A decade passed in slow motion, then faster and faster. When Aleksandr looked back, it returned in snatches, on repeat, hiccupping and distorted sometimes, like a scratched record. There were some good times, of this he was sure—some nice nights with Nina, especially at the beginning, though in memory it became difficult to ascertain how many of the nights were actually nice. Was it one night or two or a half dozen or a dozen? Or was it typical, was it usual, for them to slow-dance in front of that enormous picture window, with St. Petersburg cracked open before them, backlit by the moon, shining with all the grandeur of ancient Rome? What you imagine is what you remember, and what you remember is what you’re left with. So why not decide to imagine it a little differently? It is possible that it wasn’t all a horrendous mistake from the outset. It is possible that they were happier than he sometimes suspected.

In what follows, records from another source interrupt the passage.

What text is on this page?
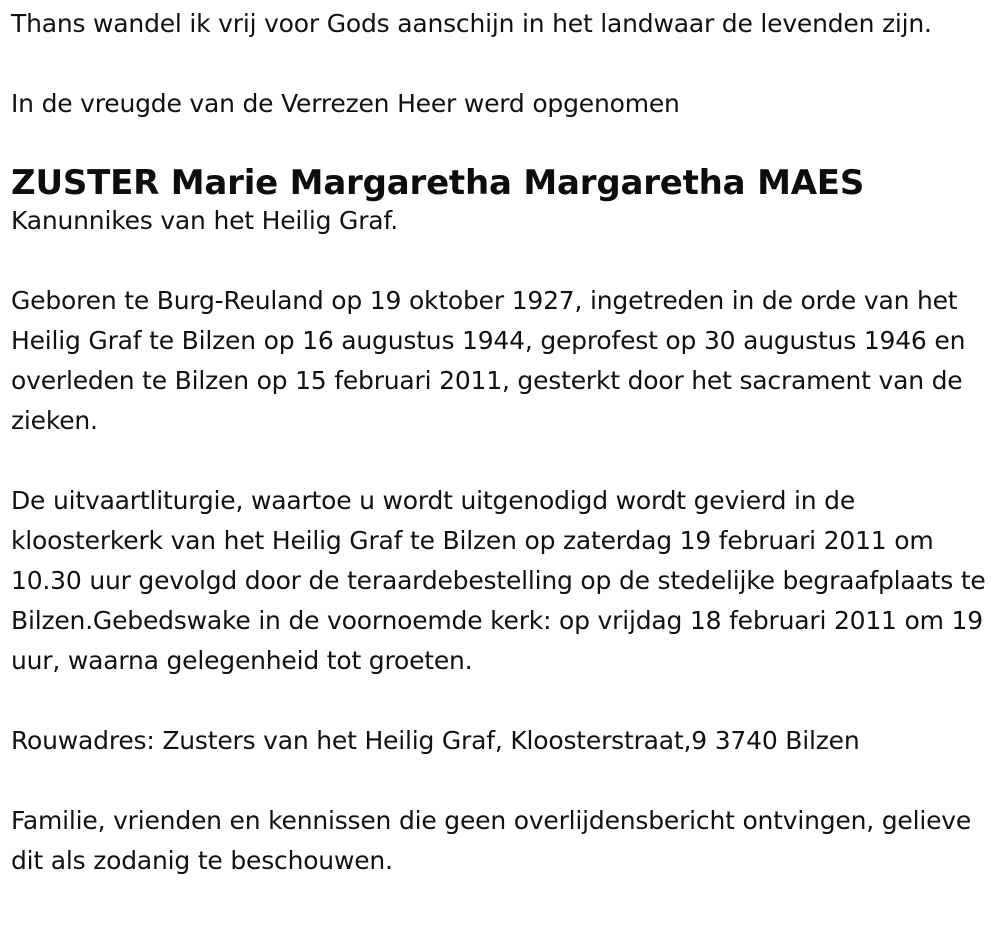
Thans wandel ik vrij voor Gods aanschijn in het landwaar de levenden zijn.

In de vreugde van de Verrezen Heer werd opgenomen

ZUSTER Marie Margaretha Margaretha MAES

Kanunnikes van het Heilig Graf.

Geboren te Burg-Reuland op 19 oktober 1927, ingetreden in de orde van het Heilig Graf te Bilzen op 16 augustus 1944, geprofest op 30 augustus 1946 en overleden te Bilzen op 15 februari 2011, gesterkt door het sacrament van de zieken.

De uitvaartliturgie, waartoe u wordt uitgenodigd wordt gevierd in de kloosterkerk van het Heilig Graf te Bilzen op zaterdag 19 februari 2011 om 10.30 uur gevolgd door de teraardebestelling op de stedelijke begraafplaats te Bilzen.Gebedswake in de voornoemde kerk: op vrijdag 18 februari 2011 om 19 uur, waarna gelegenheid tot groeten.

Rouwadres: Zusters van het Heilig Graf, Kloosterstraat,9 3740 Bilzen

Familie, vrienden en kennissen die geen overlijdensbericht ontvingen, gelieve dit als zodanig te beschouwen.
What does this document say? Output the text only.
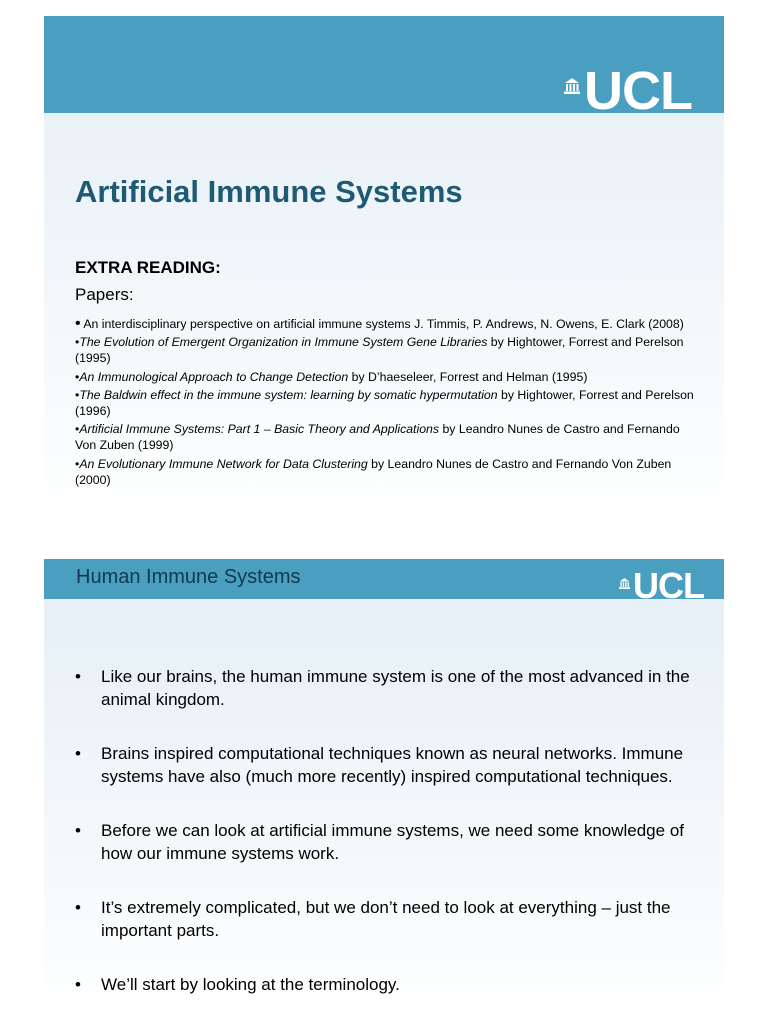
UCL
Artificial Immune Systems
EXTRA READING:
Papers:
• An interdisciplinary perspective on artificial immune systems J. Timmis, P. Andrews, N. Owens, E. Clark (2008)
•The Evolution of Emergent Organization in Immune System Gene Libraries by Hightower, Forrest and Perelson (1995)
•An Immunological Approach to Change Detection by D’haeseleer, Forrest and Helman (1995)
•The Baldwin effect in the immune system: learning by somatic hypermutation by Hightower, Forrest and Perelson (1996)
•Artificial Immune Systems: Part 1 – Basic Theory and Applications by Leandro Nunes de Castro and Fernando Von Zuben (1999)
•An Evolutionary Immune Network for Data Clustering by Leandro Nunes de Castro and Fernando Von Zuben (2000)
Human Immune Systems	UCL
• Like our brains, the human immune system is one of the most advanced in the animal kingdom.
• Brains inspired computational techniques known as neural networks. Immune systems have also (much more recently) inspired computational techniques.
• Before we can look at artificial immune systems, we need some knowledge of how our immune systems work.
• It’s extremely complicated, but we don’t need to look at everything – just the important parts.
• We’ll start by looking at the terminology.
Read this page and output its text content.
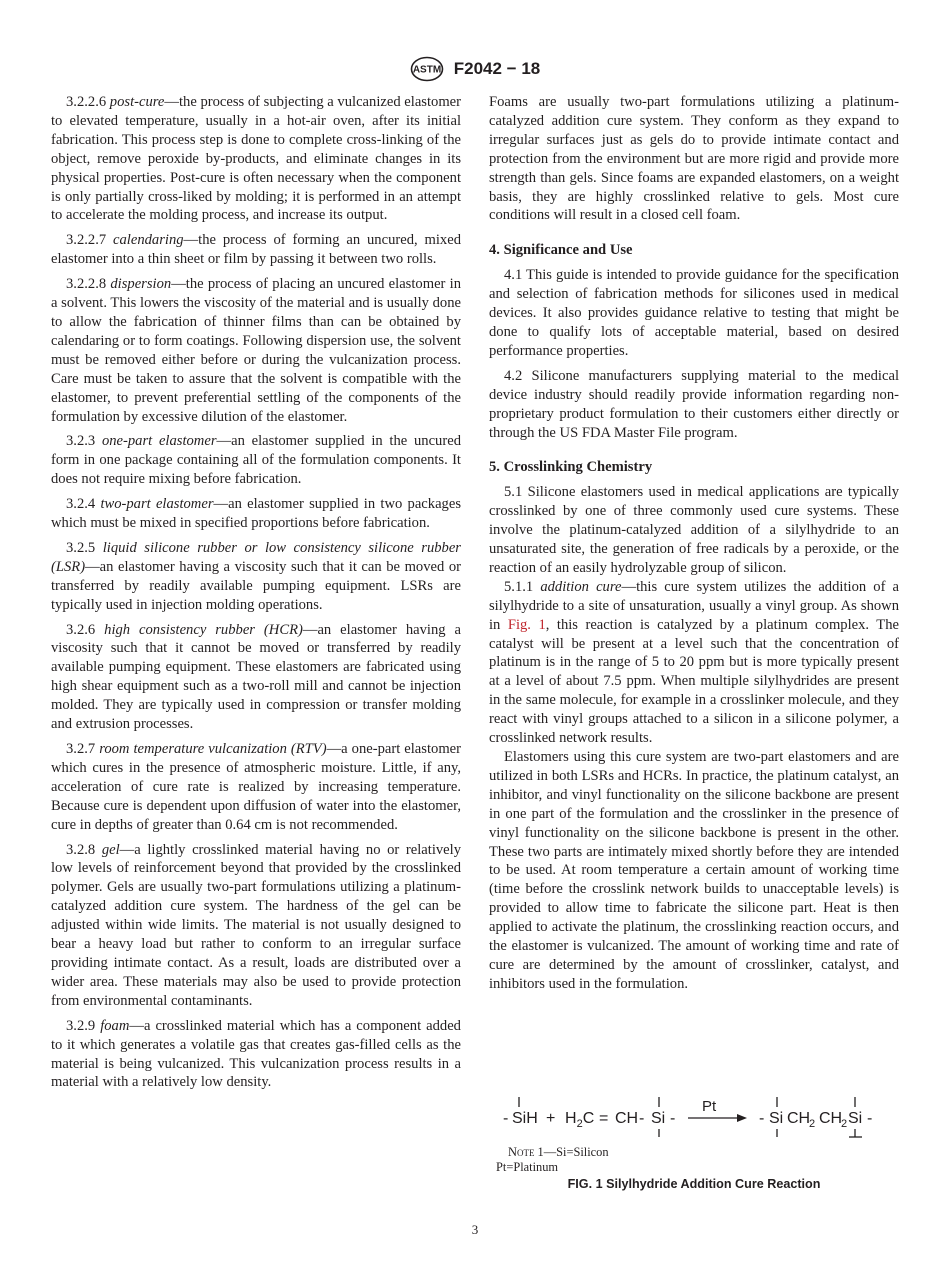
ASTM F2042 − 18

3.2.2.6 post-cure—the process of subjecting a vulcanized elastomer to elevated temperature, usually in a hot-air oven, after its initial fabrication. This process step is done to complete cross-linking of the object, remove peroxide by-products, and eliminate changes in its physical properties. Post-cure is often necessary when the component is only partially cross-liked by molding; it is performed in an attempt to accelerate the molding process, and increase its output.

3.2.2.7 calendaring—the process of forming an uncured, mixed elastomer into a thin sheet or film by passing it between two rolls.

3.2.2.8 dispersion—the process of placing an uncured elastomer in a solvent. This lowers the viscosity of the material and is usually done to allow the fabrication of thinner films than can be obtained by calendaring or to form coatings. Following dispersion use, the solvent must be removed either before or during the vulcanization process. Care must be taken to assure that the solvent is compatible with the elastomer, to prevent preferential settling of the components of the formulation by excessive dilution of the elastomer.

3.2.3 one-part elastomer—an elastomer supplied in the uncured form in one package containing all of the formulation components. It does not require mixing before fabrication.

3.2.4 two-part elastomer—an elastomer supplied in two packages which must be mixed in specified proportions before fabrication.

3.2.5 liquid silicone rubber or low consistency silicone rubber (LSR)—an elastomer having a viscosity such that it can be moved or transferred by readily available pumping equipment. LSRs are typically used in injection molding operations.

3.2.6 high consistency rubber (HCR)—an elastomer having a viscosity such that it cannot be moved or transferred by readily available pumping equipment. These elastomers are fabricated using high shear equipment such as a two-roll mill and cannot be injection molded. They are typically used in compression or transfer molding and extrusion processes.

3.2.7 room temperature vulcanization (RTV)—a one-part elastomer which cures in the presence of atmospheric moisture. Little, if any, acceleration of cure rate is realized by increasing temperature. Because cure is dependent upon diffusion of water into the elastomer, cure in depths of greater than 0.64 cm is not recommended.

3.2.8 gel—a lightly crosslinked material having no or relatively low levels of reinforcement beyond that provided by the crosslinked polymer. Gels are usually two-part formulations utilizing a platinum-catalyzed addition cure system. The hardness of the gel can be adjusted within wide limits. The material is not usually designed to bear a heavy load but rather to conform to an irregular surface providing intimate contact. As a result, loads are distributed over a wider area. These materials may also be used to provide protection from environmental contaminants.

3.2.9 foam—a crosslinked material which has a component added to it which generates a volatile gas that creates gas-filled cells as the material is being vulcanized. This vulcanization process results in a material with a relatively low density.

Foams are usually two-part formulations utilizing a platinum-catalyzed addition cure system. They conform as they expand to irregular surfaces just as gels do to provide intimate contact and protection from the environment but are more rigid and provide more strength than gels. Since foams are expanded elastomers, on a weight basis, they are highly crosslinked relative to gels. Most cure conditions will result in a closed cell foam.

4. Significance and Use

4.1 This guide is intended to provide guidance for the specification and selection of fabrication methods for silicones used in medical devices. It also provides guidance relative to testing that might be done to qualify lots of acceptable material, based on desired performance properties.

4.2 Silicone manufacturers supplying material to the medical device industry should readily provide information regarding non-proprietary product formulation to their customers either directly or through the US FDA Master File program.

5. Crosslinking Chemistry

5.1 Silicone elastomers used in medical applications are typically crosslinked by one of three commonly used cure systems. These involve the platinum-catalyzed addition of a silylhydride to an unsaturated site, the generation of free radicals by a peroxide, or the reaction of an easily hydrolyzable group of silicon.

5.1.1 addition cure—this cure system utilizes the addition of a silylhydride to a site of unsaturation, usually a vinyl group. As shown in Fig. 1, this reaction is catalyzed by a platinum complex. The catalyst will be present at a level such that the concentration of platinum is in the range of 5 to 20 ppm but is more typically present at a level of about 7.5 ppm. When multiple silylhydrides are present in the same molecule, for example in a crosslinker molecule, and they react with vinyl groups attached to a silicon in a silicone polymer, a crosslinked network results.

Elastomers using this cure system are two-part elastomers and are utilized in both LSRs and HCRs. In practice, the platinum catalyst, an inhibitor, and vinyl functionality on the silicone backbone are present in one part of the formulation and the crosslinker in the presence of vinyl functionality on the silicone backbone is present in the other. These two parts are intimately mixed shortly before they are intended to be used. At room temperature a certain amount of working time (time before the crosslink network builds to unacceptable levels) is provided to allow time to fabricate the silicone part. Heat is then applied to activate the platinum, the crosslinking reaction occurs, and the elastomer is vulcanized. The amount of working time and rate of cure are determined by the amount of crosslinker, catalyst, and inhibitors used in the formulation.

- SiH + $H_2C$ = CH - Si -
Pt
- Si CH
2 CH
2 Si -
Note 1—Si=Silicon
Pt=Platinum
FIG. 1 Silylhydride Addition Cure Reaction
3
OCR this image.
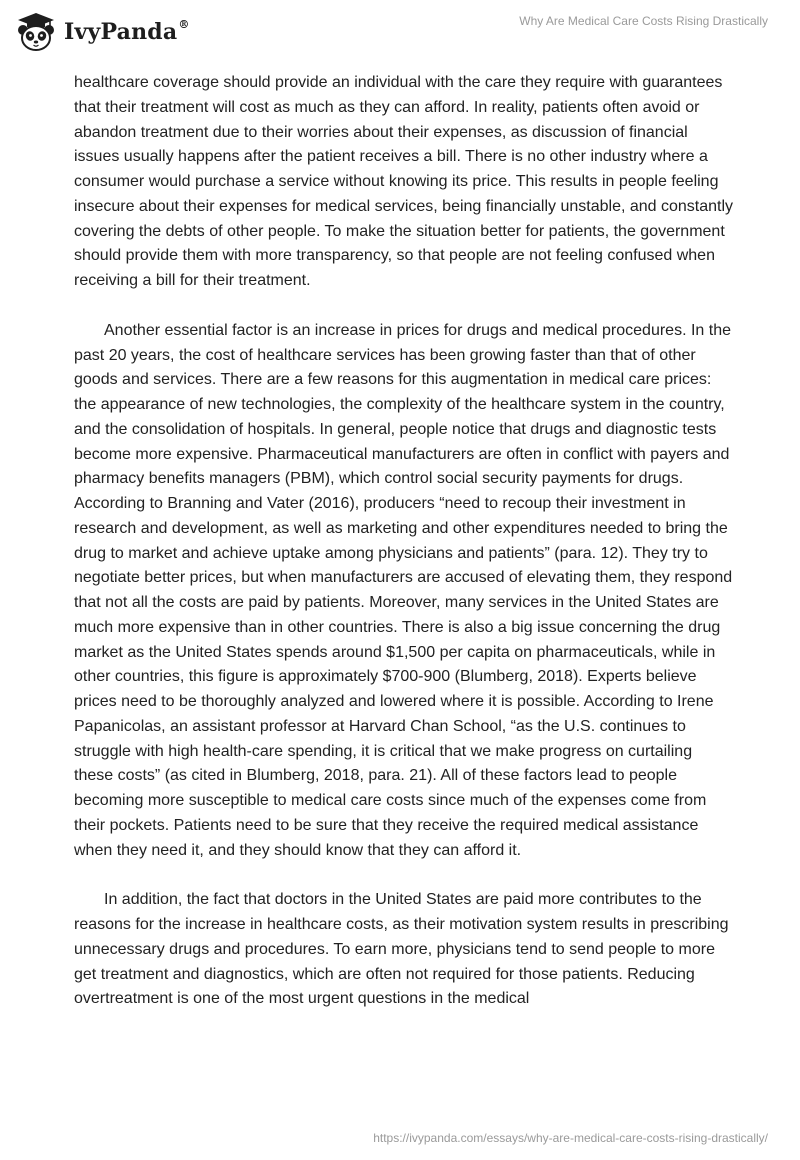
IvyPanda®	Why Are Medical Care Costs Rising Drastically

healthcare coverage should provide an individual with the care they require with guarantees that their treatment will cost as much as they can afford. In reality, patients often avoid or abandon treatment due to their worries about their expenses, as discussion of financial issues usually happens after the patient receives a bill. There is no other industry where a consumer would purchase a service without knowing its price. This results in people feeling insecure about their expenses for medical services, being financially unstable, and constantly covering the debts of other people. To make the situation better for patients, the government should provide them with more transparency, so that people are not feeling confused when receiving a bill for their treatment.

Another essential factor is an increase in prices for drugs and medical procedures. In the past 20 years, the cost of healthcare services has been growing faster than that of other goods and services. There are a few reasons for this augmentation in medical care prices: the appearance of new technologies, the complexity of the healthcare system in the country, and the consolidation of hospitals. In general, people notice that drugs and diagnostic tests become more expensive. Pharmaceutical manufacturers are often in conflict with payers and pharmacy benefits managers (PBM), which control social security payments for drugs. According to Branning and Vater (2016), producers “need to recoup their investment in research and development, as well as marketing and other expenditures needed to bring the drug to market and achieve uptake among physicians and patients” (para. 12). They try to negotiate better prices, but when manufacturers are accused of elevating them, they respond that not all the costs are paid by patients. Moreover, many services in the United States are much more expensive than in other countries. There is also a big issue concerning the drug market as the United States spends around $1,500 per capita on pharmaceuticals, while in other countries, this figure is approximately $700-900 (Blumberg, 2018). Experts believe prices need to be thoroughly analyzed and lowered where it is possible. According to Irene Papanicolas, an assistant professor at Harvard Chan School, “as the U.S. continues to struggle with high health-care spending, it is critical that we make progress on curtailing these costs” (as cited in Blumberg, 2018, para. 21). All of these factors lead to people becoming more susceptible to medical care costs since much of the expenses come from their pockets. Patients need to be sure that they receive the required medical assistance when they need it, and they should know that they can afford it.

In addition, the fact that doctors in the United States are paid more contributes to the reasons for the increase in healthcare costs, as their motivation system results in prescribing unnecessary drugs and procedures. To earn more, physicians tend to send people to more get treatment and diagnostics, which are often not required for those patients. Reducing overtreatment is one of the most urgent questions in the medical

https://ivypanda.com/essays/why-are-medical-care-costs-rising-drastically/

But when he tried to remember the good, most of what emerged was the mundane: there’s Nina in 1993, combing her hair in front of the mirror; there she is again in 1997, maybe, her hair slightly longer, her frown slightly deeper. He remembered her evolving sleepwear, the cyclical courses of her shoes—seasonal, astronomical, in their regularity. He remembered the things they acquired: the sound system that seemed to seethe in the dark, with an array of dials and knobs and buttons that looked to Aleksandr like the operational apparatus of a spaceship; the computers that began as looming presences, half the size of Aleksandr, and slowly shrank down to sleek nefarious objects, bafflingly unobtrusive. He remembered also the parade of Nina’s friends, wearing bright colors, talking conspiratorially. They came for lunch, they came for dinner, they came—eternally—for drinks. They were a rotating cast: he could never get their names straight and was always mixing one up with the other, and always being scolded, and always making a point to remember, and always, always, immediately forgetting again. The women often mocked one another for failings that Aleksandr couldn’t see or understand—anyone who missed the evening was considered fair game. No matter how thoroughly a particular woman had been eviscerated by the others in her absence, the next time she appeared, she would be greeted with the same breathless concern, the same false smiles, the same astonished arching of eyebrows at the same grim litanies of the outrageousness of children, the callousness of men. Then there was the same hearty agreement, the same clinking of glasses.